From my mother, I learned to do good for others without understanding who does evil. I also learned not to understand why there are “good” people and “bad” people depending on where they were born or the parents they happened to have. The “bad” ones stole jobs from the “good” ones.
In those nine decades—or at least from the age when those around me said, “He can dress himself now,” until they began to say, “He can still dress himself”—I learned that the “bad” people were bad because they mistreated the “good” ones and that there was a struggle between good and evil. I learned to choose a side in that struggle. I joined the “good guys” to confront the “bad guys.” In those struggles, I met people who could explain what that “mistreatment” entailed.
I learned that “class struggle” is not a bad term.

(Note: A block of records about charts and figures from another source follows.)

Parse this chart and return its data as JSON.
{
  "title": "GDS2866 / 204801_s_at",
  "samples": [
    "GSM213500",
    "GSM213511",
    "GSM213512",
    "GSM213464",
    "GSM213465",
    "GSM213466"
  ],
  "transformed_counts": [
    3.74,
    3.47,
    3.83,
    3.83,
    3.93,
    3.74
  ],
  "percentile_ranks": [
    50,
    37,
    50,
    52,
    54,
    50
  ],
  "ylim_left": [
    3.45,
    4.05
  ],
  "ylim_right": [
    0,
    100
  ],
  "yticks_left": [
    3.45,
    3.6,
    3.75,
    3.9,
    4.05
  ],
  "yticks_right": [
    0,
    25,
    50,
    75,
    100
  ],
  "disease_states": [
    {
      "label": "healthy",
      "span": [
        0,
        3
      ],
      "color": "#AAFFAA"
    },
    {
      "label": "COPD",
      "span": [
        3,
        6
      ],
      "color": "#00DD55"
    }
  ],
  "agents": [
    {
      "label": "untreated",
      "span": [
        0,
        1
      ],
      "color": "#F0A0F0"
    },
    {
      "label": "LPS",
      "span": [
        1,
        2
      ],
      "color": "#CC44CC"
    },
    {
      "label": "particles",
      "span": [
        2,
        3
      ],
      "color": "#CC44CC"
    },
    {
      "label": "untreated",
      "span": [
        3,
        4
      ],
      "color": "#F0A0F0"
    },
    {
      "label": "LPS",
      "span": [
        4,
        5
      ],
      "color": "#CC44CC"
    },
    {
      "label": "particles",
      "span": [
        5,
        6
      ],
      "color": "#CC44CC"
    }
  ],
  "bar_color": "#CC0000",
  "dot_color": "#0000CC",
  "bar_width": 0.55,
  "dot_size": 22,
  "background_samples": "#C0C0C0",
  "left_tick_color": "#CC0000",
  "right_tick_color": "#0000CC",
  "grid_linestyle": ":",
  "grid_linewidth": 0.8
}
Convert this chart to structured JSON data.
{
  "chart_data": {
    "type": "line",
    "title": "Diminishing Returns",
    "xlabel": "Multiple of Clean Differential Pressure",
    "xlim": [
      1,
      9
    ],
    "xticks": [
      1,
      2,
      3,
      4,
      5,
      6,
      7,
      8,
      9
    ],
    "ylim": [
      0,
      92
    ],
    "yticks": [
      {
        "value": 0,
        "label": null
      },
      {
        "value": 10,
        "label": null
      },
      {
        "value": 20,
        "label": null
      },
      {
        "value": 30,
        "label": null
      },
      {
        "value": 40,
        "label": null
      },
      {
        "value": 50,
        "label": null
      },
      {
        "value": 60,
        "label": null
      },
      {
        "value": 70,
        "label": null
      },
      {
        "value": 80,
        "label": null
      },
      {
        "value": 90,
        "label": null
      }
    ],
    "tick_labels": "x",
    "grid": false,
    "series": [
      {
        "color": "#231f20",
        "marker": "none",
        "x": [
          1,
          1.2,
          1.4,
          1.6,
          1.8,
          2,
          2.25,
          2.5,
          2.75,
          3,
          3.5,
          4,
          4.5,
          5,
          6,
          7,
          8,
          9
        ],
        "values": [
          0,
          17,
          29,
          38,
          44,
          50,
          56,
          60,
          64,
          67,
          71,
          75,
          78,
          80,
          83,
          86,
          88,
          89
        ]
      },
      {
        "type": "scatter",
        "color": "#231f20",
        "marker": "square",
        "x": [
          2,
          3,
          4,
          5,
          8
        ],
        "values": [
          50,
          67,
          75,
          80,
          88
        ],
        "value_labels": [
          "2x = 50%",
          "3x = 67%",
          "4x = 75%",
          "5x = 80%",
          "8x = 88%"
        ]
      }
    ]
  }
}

I learned that there are bourgeois and proletarians. I learned that there is a struggle between them.
I have chosen a side. I have studied what that entails based on what Karl, Friedrich, Vladimir Ilyich, and Lev Davidovich explained and did by actively participating in the struggle. Today, on the eve of bringing this life of struggle to an end, I am proud to have behaved for decades in a manner consistent with that while remaining aware of my weaknesses.
I smile because for half a century, Loli, the mother of my children, has been by my side, selflessly and steadfastly struggling alongside the proletariat against the bourgeoisie.
Comrades in struggle, today, April 20, 2026, I let go of your hands with a smile.